Differences between ownership and management succession
One challenge of transferring a family-owned business is distinguishing between ownership and
management succession. When a business is sold to a third party, ownership and management
succession typically happen simultaneously. But in a family-owned business, there may be reasons
to separate the two.


From an estate planning perspective, transferring assets to the younger generation as early as
possible allows you to remove future appreciation from your estate, minimizing any estate tax
liability. However, you may not be ready to hand over the reins of your business or you may feel
that your children aren’t yet ready to take over.


There are several strategies owners can use to transfer ownership without immediately giving up
control, including:
Placing business interests in a trust, family limited partnership (FLP) or other vehicle that
      allows the owner to transfer substantial ownership interests to the younger generation
      while retaining management control,
Transferring ownership to the next generation in the form of nonvoting stock, or
Establishing an employee stock ownership plan.

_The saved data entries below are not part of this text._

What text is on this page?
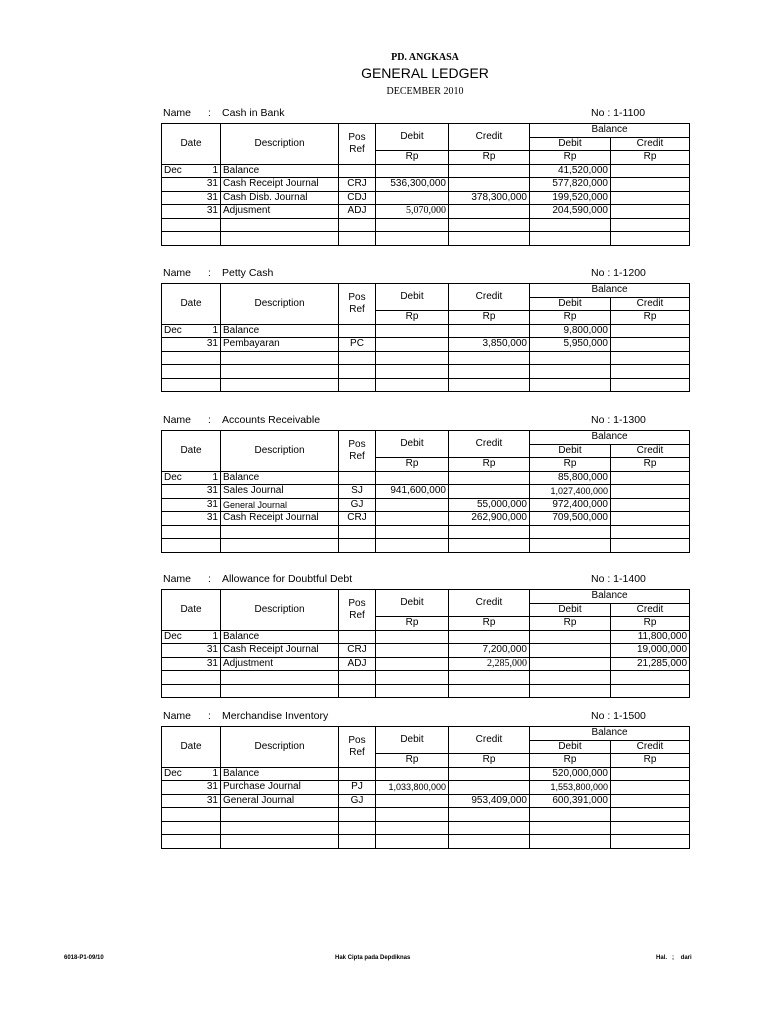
PD. ANGKASA
GENERAL LEDGER
DECEMBER 2010
Name : Cash in Bank	No : 1-1100
Date		Description	Pos
Ref	Debit	Credit	Balance	
						Debit	Credit
				Rp	Rp	Rp	Rp
Dec	1	Balance				41,520,000	
	31	Cash Receipt Journal	CRJ	536,300,000		577,820,000	
	31	Cash Disb. Journal	CDJ		378,300,000	199,520,000	
	31	Adjusment	ADJ	5,070,000		204,590,000	

Name : Petty Cash	No : 1-1200
Date		Description	Pos
Ref	Debit	Credit	Balance	
						Debit	Credit
				Rp	Rp	Rp	Rp
Dec	1	Balance				9,800,000	
	31	Pembayaran	PC		3,850,000	5,950,000	

Name : Accounts Receivable	No : 1-1300
Date		Description	Pos
Ref	Debit	Credit	Balance	
						Debit	Credit
				Rp	Rp	Rp	Rp
Dec	1	Balance				85,800,000	
	31	Sales Journal	SJ	941,600,000		1,027,400,000	
	31	General Journal	GJ		55,000,000	972,400,000	
	31	Cash Receipt Journal	CRJ		262,900,000	709,500,000	

Name : Allowance for Doubtful Debt	No : 1-1400
Date		Description	Pos
Ref	Debit	Credit	Balance	
						Debit	Credit
				Rp	Rp	Rp	Rp
Dec	1	Balance					11,800,000
	31	Cash Receipt Journal	CRJ		7,200,000		19,000,000
	31	Adjustment	ADJ		2,285,000		21,285,000

Name : Merchandise Inventory	No : 1-1500
Date		Description	Pos
Ref	Debit	Credit	Balance	
						Debit	Credit
				Rp	Rp	Rp	Rp
Dec	1	Balance				520,000,000	
	31	Purchase Journal	PJ	1,033,800,000		1,553,800,000	
	31	General Journal	GJ		953,409,000	600,391,000	

6018-P1-09/10	Hak Cipta pada Depdiknas	Hal.   ;    dari
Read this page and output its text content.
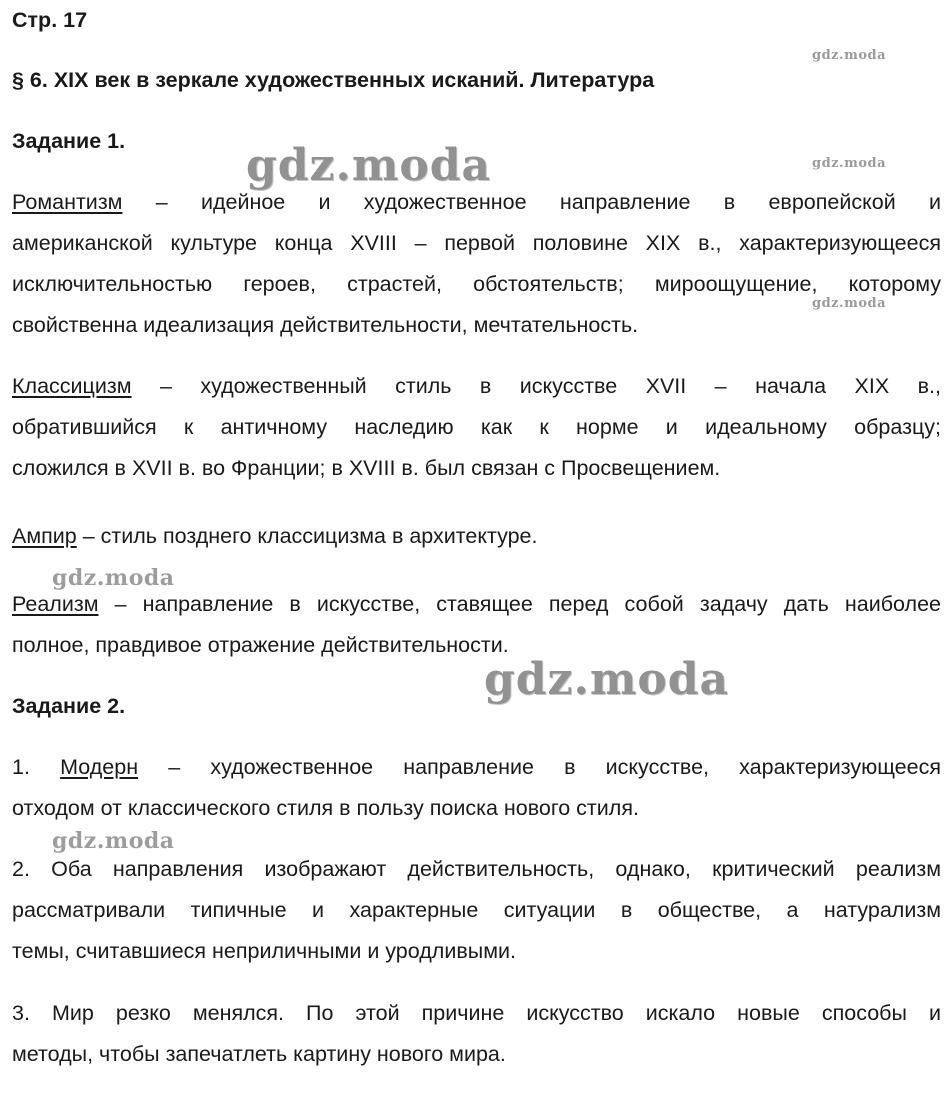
Стр. 17
§ 6. XIX век в зеркале художественных исканий. Литература
Задание 1.
Романтизм – идейное и художественное направление в европейской и
американской культуре конца XVIII – первой половине XIX в., характеризующееся
исключительностью героев, страстей, обстоятельств; мироощущение, которому
свойственна идеализация действительности, мечтательность.
Классицизм – художественный стиль в искусстве XVII – начала XIX в.,
обратившийся к античному наследию как к норме и идеальному образцу;
сложился в XVII в. во Франции; в XVIII в. был связан с Просвещением.
Ампир – стиль позднего классицизма в архитектуре.
Реализм – направление в искусстве, ставящее перед собой задачу дать наиболее
полное, правдивое отражение действительности.
Задание 2.
1. Модерн – художественное направление в искусстве, характеризующееся
отходом от классического стиля в пользу поиска нового стиля.
2. Оба направления изображают действительность, однако, критический реализм
рассматривали типичные и характерные ситуации в обществе, а натурализм
темы, считавшиеся неприличными и уродливыми.
3. Мир резко менялся. По этой причине искусство искало новые способы и
методы, чтобы запечатлеть картину нового мира.
gdz.moda
gdz.moda	gdz.moda
gdz.moda
gdz.moda
gdz.moda
gdz.moda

Another reason to separate ownership and management succession is to deal with family members
who aren’t involved in the business. Providing heirs outside the business with nonvoting stock or
other equity interests that don’t confer control can be an effective way to share the wealth while
allowing those who work in the business to take over management.


Conflicts may arise
Another unique challenge presented by family businesses is that the older and younger generations
may have conflicting financial needs. Fortunately, several strategies are available to generate cash
flow for the owner while minimizing the burden on the next generation. They include:
An installment sale of the business to children or other family members. This provides
liquidity for the owners while easing the burden on the younger generation and improving the
chances that the purchase can be funded by cash flows from the business. Plus, as long as the price
and terms are comparable to arm’s-length transactions between unrelated parties, the sale shouldn’t
trigger gift or estate taxes.
A grantor retained annuity trust (GRAT). By transferring business interests to a GRAT, owners
obtain a variety of gift and estate tax benefits (provided they survive the trust term) while enjoying
a fixed income stream for a period of years. At the end of the term, the business is transferred to
the owners’ children or other beneficiaries. GRATs are typically designed to be gift-tax-free.

Because each family business is different, it’s important to work with your estate planning advisor
to identify appropriate strategies in line with your objectives and resources.
Plan sooner rather than later
Regardless of your strategy, the earlier you start planning the better. Transitioning the business
gradually over several years or even a decade or more gives you time to educate family members
about your succession planning philosophy. It also allows you to relinquish control over time and
implement tax-efficient business transfer strategies.